Sen. Byron Dorgan, D-N.D., introduced bipartisan legislation to reauthorize the program in March.
“Reauthorization of the Special Diabetes Program is critically important in our nation’s growing effort to combat this devastating disease,” Dorgan said after the passage. “The Special Diabetes Program is a smart federal investment – leading to important discoveries and clinical advances as well as providing crucial and often life-saving programs to Native Americans.”
The program provides diabetes treatment and prevention services to Native Americans across the country, and it provides funding for research on Type 1 diabetes at the National Institutes of Health.
Over the years, the program’s funding has supported numerous grants to IHS and tribal and urban Indian health organizations for diabetes prevention and treatment programs. SDPI funds go directly to IHS and then are distributed based on recommendations of the agency’s director.
The American Diabetes Association, the Juvenile Diabetes Research Foundation, the National Indian Health Board and many Native groups have long been proponents of the program.

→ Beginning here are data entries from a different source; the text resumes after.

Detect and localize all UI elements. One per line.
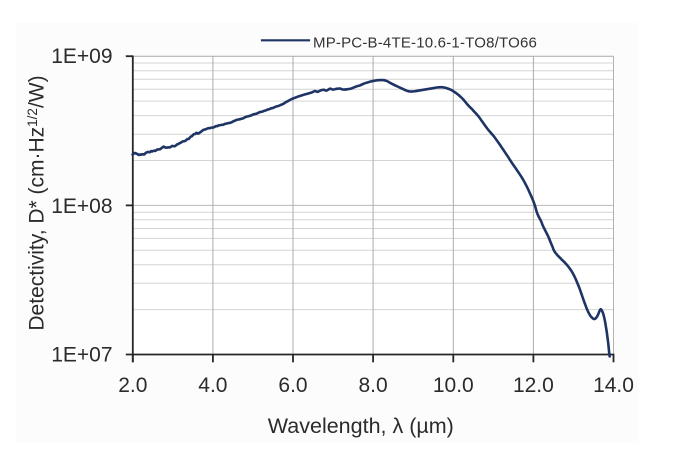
svg-text:4.0: 4.0 [198, 374, 227, 397]
svg-text:Detectivity, D* (cm·Hz1/2/W): Detectivity, D* (cm·Hz1/2/W) [25, 75, 48, 330]
svg-text:14.0: 14.0 [593, 374, 634, 397]
svg-text:8.0: 8.0 [358, 374, 387, 397]
svg-text:Wavelength, λ (µm): Wavelength, λ (µm) [268, 414, 454, 438]
svg-text:MP-PC-B-4TE-10.6-1-TO8/TO66: MP-PC-B-4TE-10.6-1-TO8/TO66 [313, 35, 537, 52]
svg-text:10.0: 10.0 [433, 374, 474, 397]
svg-text:2.0: 2.0 [118, 374, 147, 397]
svg-text:1E+08: 1E+08 [51, 195, 112, 218]
svg-text:1E+09: 1E+09 [51, 45, 112, 68]
svg-text:12.0: 12.0 [513, 374, 554, 397]
svg-text:6.0: 6.0 [278, 374, 307, 397]
svg-text:1E+07: 1E+07 [51, 344, 112, 367]
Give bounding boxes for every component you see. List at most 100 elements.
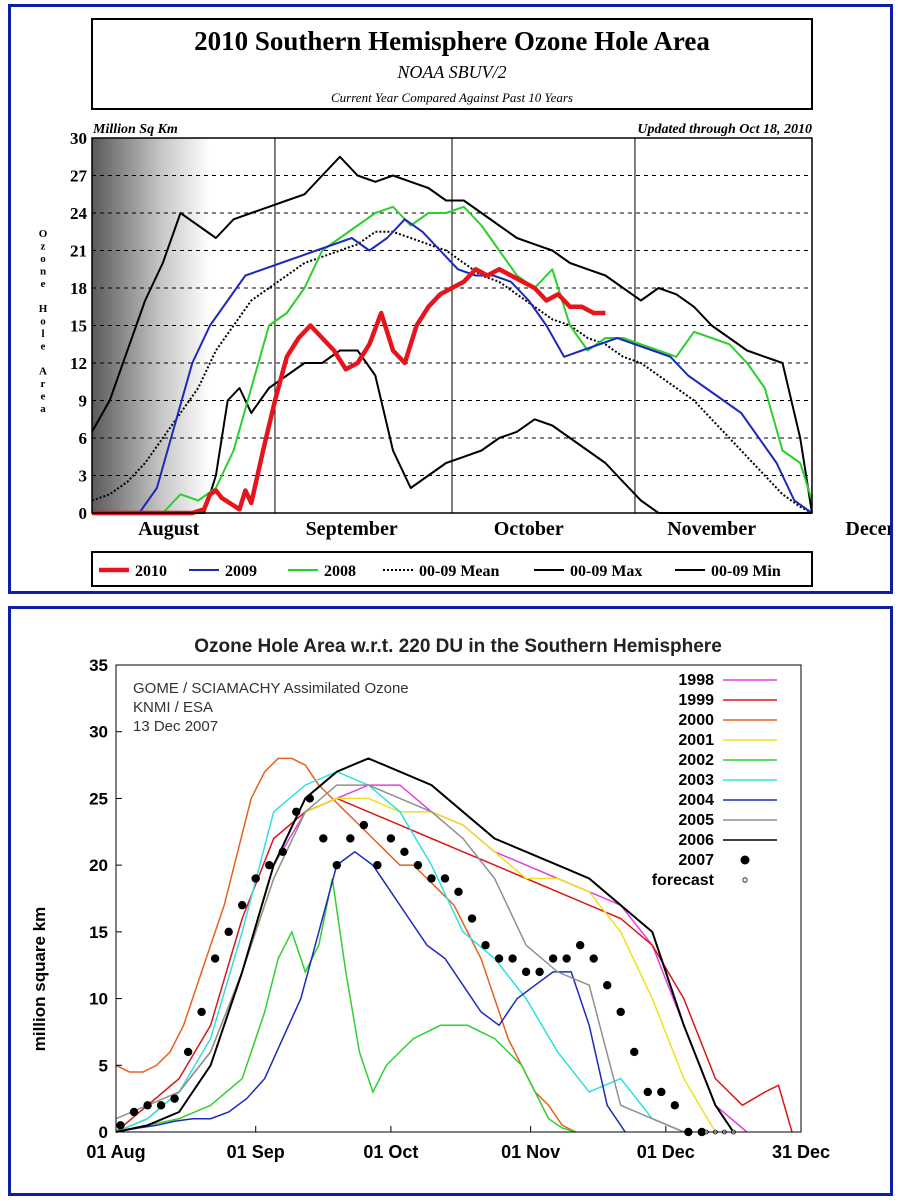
- data-point-2007: [616, 1007, 625, 1017]
- data-point-2007: [440, 874, 450, 883]
- data-point-2007: [156, 1101, 166, 1110]
- series-group: [91, 155, 813, 516]
- series-line-2002: [115, 878, 576, 1133]
- data-point-2007: [319, 834, 328, 843]
- top-chart-svg: 2010 Southern Hemisphere Ozone Hole Area…: [39, 18, 890, 587]
- legend-swatch: [740, 855, 750, 865]
- data-point-2007: [116, 1121, 125, 1130]
- y-tick-label: 30: [89, 723, 108, 742]
- legend-label: 2006: [678, 832, 714, 849]
- legend-label: 1999: [678, 692, 714, 709]
- y-axis-label-letter: n: [40, 266, 46, 278]
- plot-frame: [115, 664, 802, 1133]
- annotation-line: GOME / SCIAMACHY Assimilated Ozone: [133, 680, 409, 697]
- bottom-chart-svg: Ozone Hole Area w.r.t. 220 DU in the Sou…: [30, 636, 830, 1162]
- legend: 1998 1999 2000 2001 2002 2003 2004 2005 2006 2007…: [652, 672, 777, 889]
- y-axis-label-letter: r: [41, 378, 46, 390]
- x-tick-label: 01 Nov: [501, 1142, 560, 1162]
- y-tick-label: 12: [70, 354, 87, 373]
- annotation-line: 13 Dec 2007: [133, 718, 218, 735]
- y-tick-label: 35: [89, 656, 108, 675]
- y-tick-label: 0: [99, 1123, 108, 1142]
- data-point-2007: [332, 860, 342, 870]
- x-tick-labels: August September October November December: [138, 518, 890, 540]
- x-tick-labels: 01 Aug 01 Sep 01 Oct 01 Nov 01 Dec 31 Dec: [86, 1126, 830, 1162]
- data-point-2007: [170, 1094, 179, 1103]
- source-annotation: GOME / SCIAMACHY Assimilated Ozone KNMI /…: [133, 680, 409, 735]
- data-point-2007: [251, 874, 260, 883]
- legend-label: 1998: [678, 672, 714, 689]
- top-chart-title: 2010 Southern Hemisphere Ozone Hole Area: [194, 26, 710, 56]
- x-tick-label: 01 Oct: [363, 1142, 418, 1162]
- data-point-2007: [129, 1107, 139, 1117]
- data-point-2007: [548, 954, 558, 963]
- series-line-2000: [115, 757, 577, 1133]
- data-point-2007: [467, 914, 477, 923]
- bottom-chart-title: Ozone Hole Area w.r.t. 220 DU in the Sou…: [194, 636, 722, 657]
- data-point-2007: [400, 847, 409, 856]
- annotation-line: KNMI / ESA: [133, 699, 213, 716]
- units-label: Million Sq Km: [92, 122, 178, 137]
- y-axis-label-letter: o: [40, 316, 46, 328]
- y-axis-label-letter: a: [40, 403, 46, 415]
- x-tick-label: August: [138, 518, 199, 540]
- data-point-2007: [535, 967, 544, 977]
- y-tick-labels: 0 5 10 15 20 25 30 35: [89, 656, 122, 1142]
- series-line-2009: [92, 218, 813, 514]
- data-point-2007: [670, 1101, 680, 1110]
- data-point-2007: [143, 1101, 152, 1110]
- legend-swatch: [742, 877, 748, 883]
- y-axis-label-letter: o: [40, 253, 46, 265]
- legend-label: forecast: [652, 872, 715, 889]
- data-point-2007: [386, 834, 396, 843]
- data-point-2007: [210, 954, 220, 963]
- data-point-2007: [454, 887, 463, 897]
- top-chart-panel: 2010 Southern Hemisphere Ozone Hole Area…: [8, 4, 893, 594]
- legend-label: 2007: [678, 852, 714, 869]
- legend-label: 2000: [678, 712, 714, 729]
- y-tick-label: 20: [89, 856, 108, 875]
- y-tick-label: 5: [99, 1056, 108, 1075]
- legend-label: 2010: [135, 563, 167, 580]
- data-point-2007: [657, 1087, 666, 1097]
- y-tick-labels: 0 3 6 9 12 15 18 21 24 27 30: [70, 129, 88, 523]
- data-point-2007: [413, 860, 423, 870]
- x-tick-label: September: [306, 518, 398, 540]
- series-line-2005: [115, 784, 685, 1133]
- series-line-00-09-max: [91, 155, 813, 514]
- data-point-2007: [183, 1047, 193, 1057]
- x-tick-label: 01 Aug: [86, 1142, 145, 1162]
- data-point-2007: [359, 820, 369, 830]
- data-point-2007: [562, 954, 571, 963]
- series-line-2006: [115, 757, 735, 1133]
- series-line-2001: [115, 797, 717, 1133]
- data-point-2007: [292, 807, 301, 816]
- data-point-2007: [481, 941, 490, 950]
- data-point-2007: [265, 860, 274, 870]
- y-axis-label-letter: H: [39, 303, 48, 315]
- series-line-2010: [92, 267, 606, 516]
- y-tick-label: 27: [70, 167, 88, 186]
- x-tick-label: 31 Dec: [772, 1142, 830, 1162]
- y-axis-label-letter: O: [39, 228, 48, 240]
- legend-label: 2002: [678, 752, 714, 769]
- x-tick-label: November: [667, 518, 756, 540]
- updated-label: Updated through Oct 18, 2010: [637, 122, 812, 137]
- legend-label: 2009: [225, 563, 257, 580]
- series-line-2008: [92, 205, 813, 514]
- x-tick-label: 01 Sep: [227, 1142, 285, 1162]
- y-tick-label: 21: [70, 242, 87, 261]
- x-tick-label: December: [845, 518, 890, 540]
- data-point-2007: [589, 954, 598, 963]
- y-tick-label: 6: [79, 429, 88, 448]
- series-line-2003: [115, 770, 685, 1133]
- y-tick-label: 10: [89, 990, 108, 1009]
- series-line-2004: [115, 850, 626, 1133]
- plot-frame: [91, 137, 813, 514]
- y-axis-label-letter: e: [41, 278, 46, 290]
- bottom-y-axis-label: million square km: [30, 907, 49, 1052]
- data-point-2007: [427, 874, 436, 883]
- y-tick-label: 15: [89, 923, 108, 942]
- y-tick-label: 0: [79, 504, 88, 523]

Hundreds of community-directed diabetes-focused efforts have been funded as a result of SDPI.
Indian health experts point to specific developments involving better diabetes outcomes they say are likely attributable to SDPI funding. For instance, a report by the Centers for Disease Control and Prevention in 2007 indicated that in Native populations, new cases of dialysis due to diabetes have actually been decreasing since 1996. Also, 93 percent of Indian communities served by SDPI now report that they offer primary prevention of diabetes services to children and youth, versus less than 10 percent in 1996 before SDPI was implemented.
Other government-sponsored studies have highlighted results of the program’s prevention efforts, including increased physical activity programs in schools, wellness programs and increased nutrition education.
Despite the successes thus far, American Indians and Alaska Natives still have the highest age-adjusted prevalence of diabetes among all U.S. racial and ethnic groups, according to research by the CDC.